03.15.2012

European Firms Fear Regulatory Non-Compliance

03.15.2012
Terry Flanagan

Nearly half of all European financial services firms surveyed are expecting to be hit with huge non-compliance fines in the next 18-24 months, as many face falling foul of upcoming regulations, according to a new study.

As many as 40% of respondents to a pan-European survey of IT decision makers within the banking and insurance sector by London-based financial services think-tank JWG said that they lacked confidence in their firms’ ability to comply with regulations and are expecting the fines to be in the region of many millions of dollars per firm. While a massive 71% of respondents believed that adequate industry-wide infrastructure upgrades will still not be in place by 2015.

Regulations will begin to land on the statute books in the coming months and years, ranging from the implementation of new capital requirements, as defined by Basel III and Solvency II, and reforms such as MiFID II and the European Market Infrastructure Regulation that will significantly affect a firm’s systems, controls, reporting and record keeping ability.

“Many financial institutions are trying to run services on disparate systems whose complexity and inflexibility make it difficult to respond to regulatory demands,” said PJ Di Giammarino, founder and chief executive of JWG. “But non-compliance could lead to significant fines or even cost firms their licence to practice.

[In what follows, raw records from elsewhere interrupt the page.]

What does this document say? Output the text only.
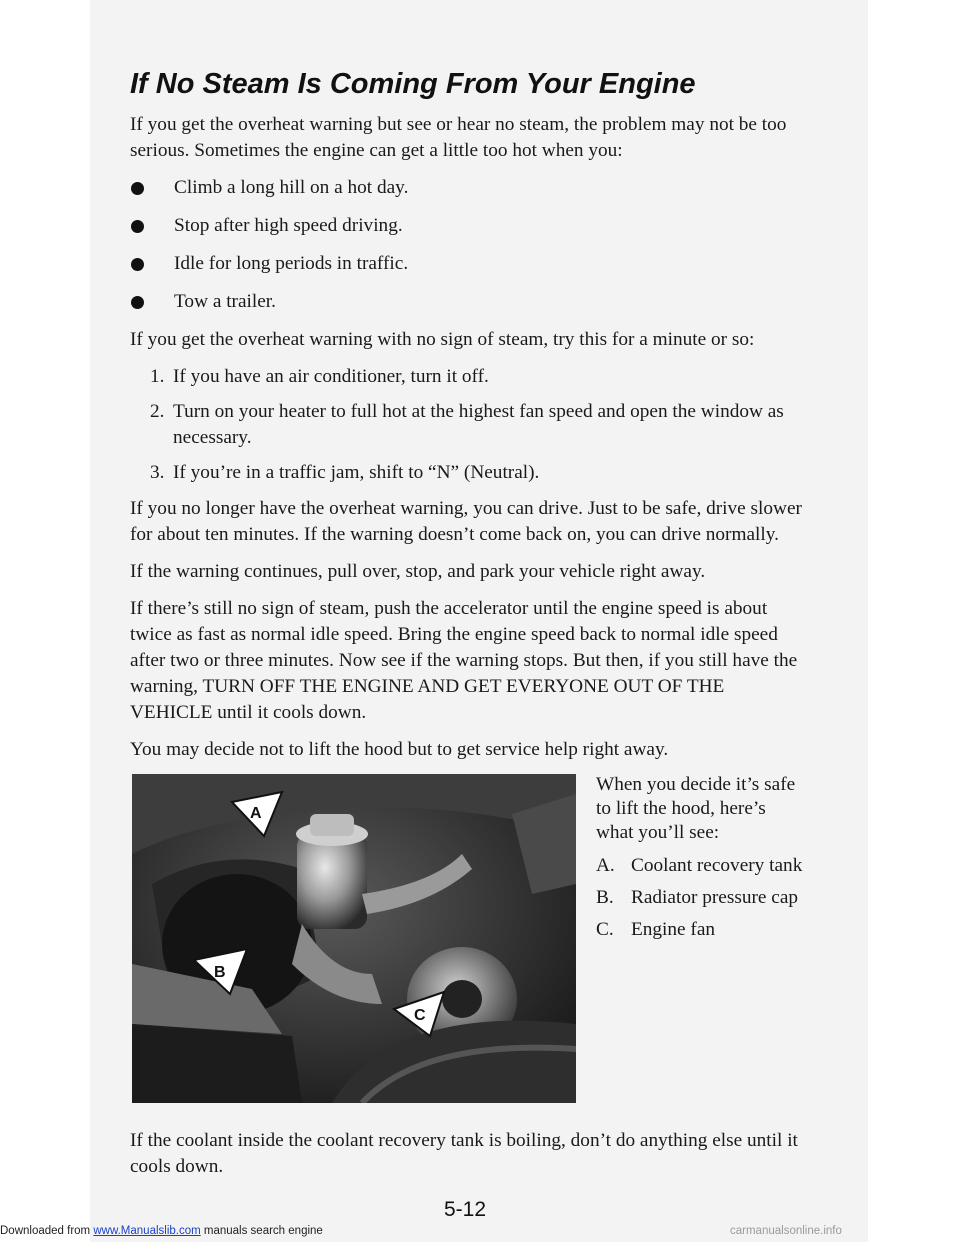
If No Steam Is Coming From Your Engine

If you get the overheat warning but see or hear no steam, the problem may not be too serious. Sometimes the engine can get a little too hot when you:

Climb a long hill on a hot day.
Stop after high speed driving.
Idle for long periods in traffic.
Tow a trailer.

If you get the overheat warning with no sign of steam, try this for a minute or so:

1. If you have an air conditioner, turn it off.
2. Turn on your heater to full hot at the highest fan speed and open the window as necessary.
3. If you’re in a traffic jam, shift to “N” (Neutral).

If you no longer have the overheat warning, you can drive. Just to be safe, drive slower for about ten minutes. If the warning doesn’t come back on, you can drive normally.

If the warning continues, pull over, stop, and park your vehicle right away.

If there’s still no sign of steam, push the accelerator until the engine speed is about twice as fast as normal idle speed. Bring the engine speed back to normal idle speed after two or three minutes. Now see if the warning stops. But then, if you still have the warning, TURN OFF THE ENGINE AND GET EVERYONE OUT OF THE VEHICLE until it cools down.

You may decide not to lift the hood but to get service help right away.

A
B
C

When you decide it’s safe to lift the hood, here’s what you’ll see:

A. Coolant recovery tank
B. Radiator pressure cap
C. Engine fan

If the coolant inside the coolant recovery tank is boiling, don’t do anything else until it cools down.

5-12
Downloaded from www.Manualslib.com manuals search engine	carmanualsonline.info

“The accountability for compliance will most likely lie with IT and operations, but there is no evidence that they are engaging with the regulators to set the right standards. There is a clear disconnect between infrastructure practitioners and compliance experts which needs to be resolved fast if firms want to maintain their competitive advantage as well as comply.”

The plethora of regulations set to come into force, which were ordered by the G20 group of nations following the global financial crisis of 2008, are looking like catching a good proportion of firms off-guard.

“The impact of the G20 regulatory reform on financial institutions’ ICT [Information Communications Technology] infrastructure requirements will be significant and it is clear that firms need to invest in the ‘correct’ technology,” said Kevin Dean, chief marketing officer of Interxion Holding, a leading European provider of carrier-neutral colocation data centre services, based in Amsterdam, who commissioned the JWG study.

“Building internal data centers is no longer an option for many firms due to capital restraints emanating from Basel III and Solvency II and the prevalence of legacy systems. Therefore banks and insurers are increasingly re-thinking their data center strategies and considering the externalization of their facilities.”

Just under a third of respondents said that it was likely banks would need third-party private data centers in order to fulfill compliance requirements, whilst being able to reduce operational risk capital buffers.

Dean added: “This research from JWG highlights the role suppliers can play in better supporting industry requirements and in helping banks and insurance firms navigate the vast terrain of legislation. Interxion is committed to understanding the impact of regulation on our customers in detail and to offering the appropriate solutions.”

The JWG survey, ‘FS Infrastructure: Ready for G20 Reform?’, was conducted from December 2011 to February this year, covering 36 institutions.